英文:
GCS Hadoop connector error: ClassNotFoundException: com.google.api.client.http.HttpRequestInitializer ls: No FileSystem for scheme gs
问题
我正在尝试在我的本地Ubuntu 20.04上设置hadoop-connectors,并运行测试命令hadoop fs -ls gs://my-bucket
,但我始终收到以下类似的错误:
$ hadoop fs -ls gs://my-bucket
2020-08-22 03:29:06,976 WARN fs.FileSystem: 无法加载文件系统:java.util.ServiceConfigurationError:org.apache.hadoop.fs.FileSystem:com.google.cloud.hadoop.fs.gcs.GoogleHadoopFileSystem 无法获取公共无参数构造函数
2020-08-22 03:29:06,977 WARN fs.FileSystem: java.lang.NoClassDefFoundError: com/google/api/client/http/HttpRequestInitializer
2020-08-22 03:29:06,977 WARN fs.FileSystem: java.lang.ClassNotFoundException: com.google.api.client.http.HttpRequestInitializer
ls:方案“gs”的文件系统不存在
请注意,我可以使用gsutil ls gs://my-bucket
访问存储桶。
我已从此处下载了gcs-connector-hadoop3-latest.jar
,并将其放置在/usr/local/hadoop/share/hadoop/common/lib
中。我希望这是这个jar文件的正确位置?
我已根据此处列出的属性配置了core-site.xml
,还将GOOGLE_APPLICATION_CREDENTIALS
设置为我的服务帐户密钥文件。在hadoop-env.sh
中,我已导出:
export JAVA_HOME=/usr/lib/jvm/java-11-openjdk-amd64/
export HADOOP_CLASSPATH+="$HADOOP_CLASSPATH:$HADOOP_HOME/share/hadoop/common/lib/*.jar:$HADOOP_HOME/lib/*.jar"
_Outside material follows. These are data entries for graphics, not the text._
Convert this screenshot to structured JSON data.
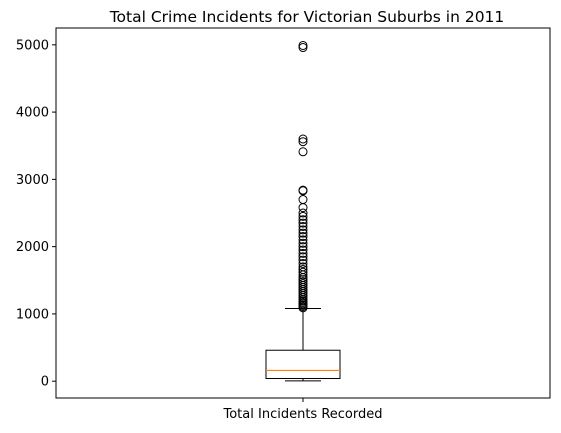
{
  "chart_data": {
    "type": "boxplot",
    "title": "Total Crime Incidents for Victorian Suburbs in 2011",
    "xlabel": "",
    "ylabel": "",
    "categories": [
      "Total Incidents Recorded"
    ],
    "ylim": [
      -250,
      5250
    ],
    "yticks": [
      0,
      1000,
      2000,
      3000,
      4000,
      5000
    ],
    "yticks_labels": [
      "0",
      "1000",
      "2000",
      "3000",
      "4000",
      "5000"
    ],
    "grid": false,
    "box": {
      "whisker_low": 5,
      "q1": 40,
      "median": 160,
      "q3": 460,
      "whisker_high": 1080
    },
    "outliers": [
      1090,
      1110,
      1130,
      1150,
      1170,
      1190,
      1210,
      1240,
      1270,
      1300,
      1330,
      1360,
      1390,
      1420,
      1450,
      1480,
      1510,
      1540,
      1580,
      1620,
      1660,
      1700,
      1750,
      1800,
      1850,
      1900,
      1950,
      2000,
      2050,
      2100,
      2150,
      2200,
      2250,
      2300,
      2350,
      2400,
      2450,
      2500,
      2580,
      2700,
      2830,
      2840,
      3410,
      3560,
      3600,
      4960,
      4990
    ],
    "colors": {
      "box": "#000000",
      "median": "#ff7f0e",
      "outlier": "#000000"
    }
  }
}
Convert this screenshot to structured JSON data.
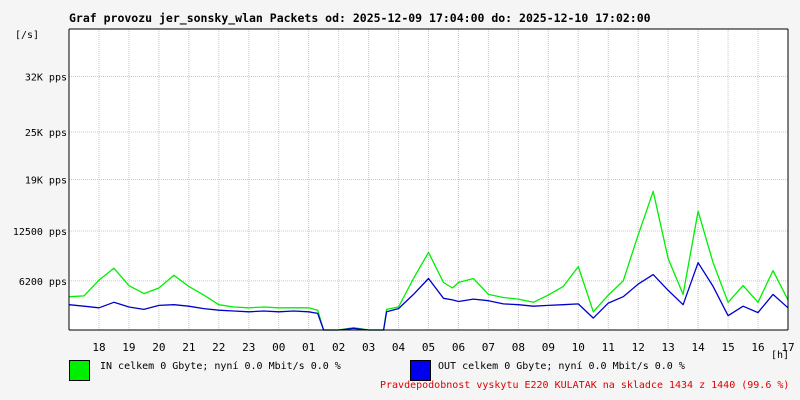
{
  "chart_data": {
    "type": "line",
    "title": "Graf provozu jer_sonsky_wlan Packets od: 2025-12-09 17:04:00 do: 2025-12-10 17:02:00",
    "ylabel_unit": "[/s]",
    "xlabel_unit": "[h]",
    "yticks": [
      {
        "value": 6200,
        "label": "6200 pps"
      },
      {
        "value": 12500,
        "label": "12500 pps"
      },
      {
        "value": 19000,
        "label": "19K pps"
      },
      {
        "value": 25000,
        "label": "25K pps"
      },
      {
        "value": 32000,
        "label": "32K pps"
      }
    ],
    "ylim": [
      0,
      38000
    ],
    "xticks": [
      "18",
      "19",
      "20",
      "21",
      "22",
      "23",
      "00",
      "01",
      "02",
      "03",
      "04",
      "05",
      "06",
      "07",
      "08",
      "09",
      "10",
      "11",
      "12",
      "13",
      "14",
      "15",
      "16",
      "17"
    ],
    "grid": true,
    "x": [
      17.0,
      17.5,
      18.0,
      18.5,
      19.0,
      19.5,
      20.0,
      20.5,
      21.0,
      21.5,
      22.0,
      22.5,
      23.0,
      23.5,
      24.0,
      24.5,
      25.0,
      25.3,
      25.5,
      26.0,
      26.5,
      27.0,
      27.5,
      27.6,
      28.0,
      28.5,
      29.0,
      29.5,
      29.8,
      30.0,
      30.5,
      31.0,
      31.5,
      32.0,
      32.5,
      33.0,
      33.5,
      34.0,
      34.5,
      35.0,
      35.5,
      36.0,
      36.5,
      37.0,
      37.5,
      38.0,
      38.5,
      39.0,
      39.5,
      40.0,
      40.5,
      41.0
    ],
    "series": [
      {
        "name": "IN",
        "color": "#00ee00",
        "values": [
          4200,
          4300,
          6300,
          7800,
          5600,
          4600,
          5300,
          6900,
          5500,
          4400,
          3200,
          2900,
          2800,
          2900,
          2800,
          2800,
          2800,
          2500,
          0,
          0,
          300,
          0,
          0,
          2600,
          2900,
          6500,
          9800,
          6000,
          5300,
          6000,
          6500,
          4500,
          4100,
          3900,
          3500,
          4400,
          5500,
          8000,
          2300,
          4400,
          6200,
          12000,
          17500,
          9000,
          4500,
          15000,
          8500,
          3500,
          5600,
          3500,
          7500,
          3800
        ]
      },
      {
        "name": "OUT",
        "color": "#0000cc",
        "values": [
          3200,
          3000,
          2800,
          3500,
          2900,
          2600,
          3100,
          3200,
          3000,
          2700,
          2500,
          2400,
          2300,
          2400,
          2300,
          2400,
          2300,
          2100,
          0,
          0,
          200,
          0,
          0,
          2300,
          2700,
          4500,
          6500,
          4000,
          3800,
          3600,
          3900,
          3700,
          3300,
          3200,
          3000,
          3100,
          3200,
          3300,
          1500,
          3400,
          4200,
          5800,
          7000,
          5000,
          3200,
          8500,
          5500,
          1800,
          3000,
          2200,
          4500,
          2800
        ]
      }
    ]
  },
  "legend": {
    "in": {
      "color": "#00ee00",
      "text": "IN celkem 0 Gbyte; nyní   0.0 Mbit/s 0.0 %"
    },
    "out": {
      "color": "#0000ee",
      "text": "OUT celkem 0 Gbyte; nyní   0.0 Mbit/s 0.0 %"
    }
  },
  "footer": {
    "text": "Pravdepodobnost vyskytu E220 KULATAK na skladce 1434 z 1440 (99.6 %)",
    "color": "#e00000"
  }
}
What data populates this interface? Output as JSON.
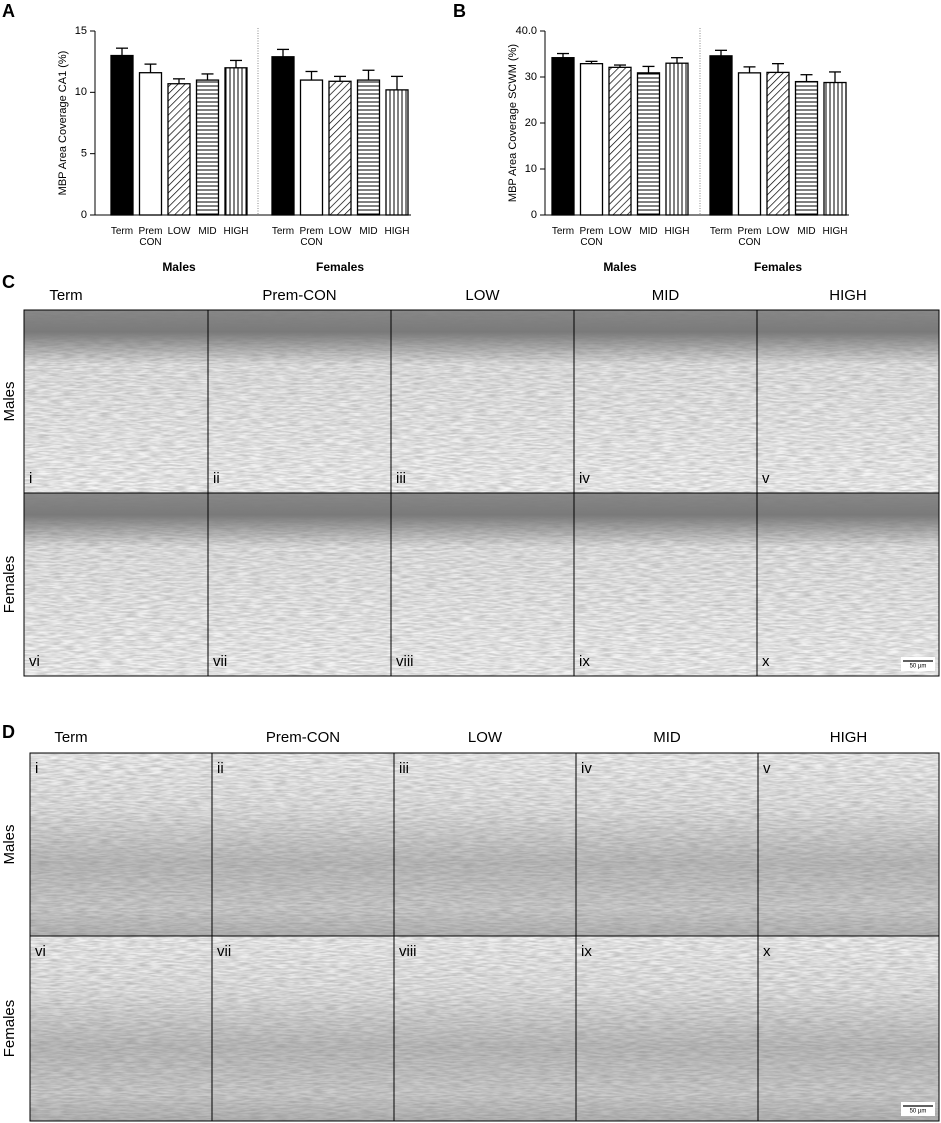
{
  "chart_data": [
    {
      "type": "bar",
      "panel": "A",
      "ylabel": "MBP Area Coverage CA1 (%)",
      "categories": [
        "Term",
        "Prem CON",
        "LOW",
        "MID",
        "HIGH"
      ],
      "patterns": [
        "solid",
        "none",
        "diagonal",
        "horizontal",
        "vertical"
      ],
      "groups": [
        {
          "name": "Males",
          "values": [
            13.0,
            11.6,
            10.7,
            11.0,
            12.0
          ],
          "errors": [
            0.6,
            0.7,
            0.4,
            0.5,
            0.6
          ]
        },
        {
          "name": "Females",
          "values": [
            12.9,
            11.0,
            10.9,
            11.0,
            10.2
          ],
          "errors": [
            0.6,
            0.7,
            0.4,
            0.8,
            1.1
          ]
        }
      ],
      "ylim": [
        0,
        15
      ],
      "yticks": [
        0,
        5,
        10,
        15
      ]
    },
    {
      "type": "bar",
      "panel": "B",
      "ylabel": "MBP Area Coverage SCWM (%)",
      "categories": [
        "Term",
        "Prem CON",
        "LOW",
        "MID",
        "HIGH"
      ],
      "patterns": [
        "solid",
        "none",
        "diagonal",
        "horizontal",
        "vertical"
      ],
      "groups": [
        {
          "name": "Males",
          "values": [
            34.2,
            32.9,
            32.1,
            30.9,
            33.0
          ],
          "errors": [
            0.9,
            0.5,
            0.5,
            1.4,
            1.2
          ]
        },
        {
          "name": "Females",
          "values": [
            34.6,
            30.9,
            31.0,
            29.0,
            28.8
          ],
          "errors": [
            1.2,
            1.3,
            1.9,
            1.5,
            2.3
          ]
        }
      ],
      "ylim": [
        0,
        40
      ],
      "yticks": [
        0,
        10,
        20,
        30,
        {
          "value": 40,
          "label": "40.0"
        }
      ]
    }
  ],
  "image_grids": [
    {
      "panel": "C",
      "columns": [
        "Term",
        "Prem-CON",
        "LOW",
        "MID",
        "HIGH"
      ],
      "rows": [
        "Males",
        "Females"
      ],
      "panel_labels": [
        [
          "i",
          "ii",
          "iii",
          "iv",
          "v"
        ],
        [
          "vi",
          "vii",
          "viii",
          "ix",
          "x"
        ]
      ],
      "scale_bar": "50 µm"
    },
    {
      "panel": "D",
      "columns": [
        "Term",
        "Prem-CON",
        "LOW",
        "MID",
        "HIGH"
      ],
      "rows": [
        "Males",
        "Females"
      ],
      "panel_labels": [
        [
          "i",
          "ii",
          "iii",
          "iv",
          "v"
        ],
        [
          "vi",
          "vii",
          "viii",
          "ix",
          "x"
        ]
      ],
      "scale_bar": "50 µm"
    }
  ]
}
不确定我是否已正确设置HADOOP_CLASSPATH
,以及hadoop
是否识别/usr/local/hadoop/share/hadoop/common/lib
中的jar文件?与/usr/local/hadoop/lib
相比有什么区别?
以下是core-site.xml
的相关内容:
<configuration>
<property>
<name>fs.AbstractFileSystem.gs.impl</name>
<value>com.google.cloud.hadoop.fs.gcs.GoogleHadoopFS</value>
<description>The AbstractFileSystem for gs: uris.</description>
</property>
<property>
<name>fs.gs.project.id</name>
<value>my-project-id</value>
<description>
可选。具有访问GCS存储桶权限的Google Cloud项目ID。
仅在列出存储桶和创建存储桶操作时需要。
</description>
</property>
<property>
<name>google.cloud.auth.service.account.enable</name>
<value>true</value>
<description>
是否使用服务帐户进行GCS授权。
将此属性设置为“false”将禁用使用服务帐户进行身份验证。
</description>
</property>
<property>
<name>google.cloud.auth.service.account.json.keyfile</name>
<value>/path/to/service-account.json</value>
<description>
当google.cloud.auth.service.account.enable为true时,用于GCS访问的服务帐户的JSON密钥文件。
</description>
</property>
</configuration>
$ java --version
openjdk 11.0.8 2020-07-14
OpenJDK Runtime Environment (build 11.0.8+10-post-Ubuntu-0ubuntu120.04)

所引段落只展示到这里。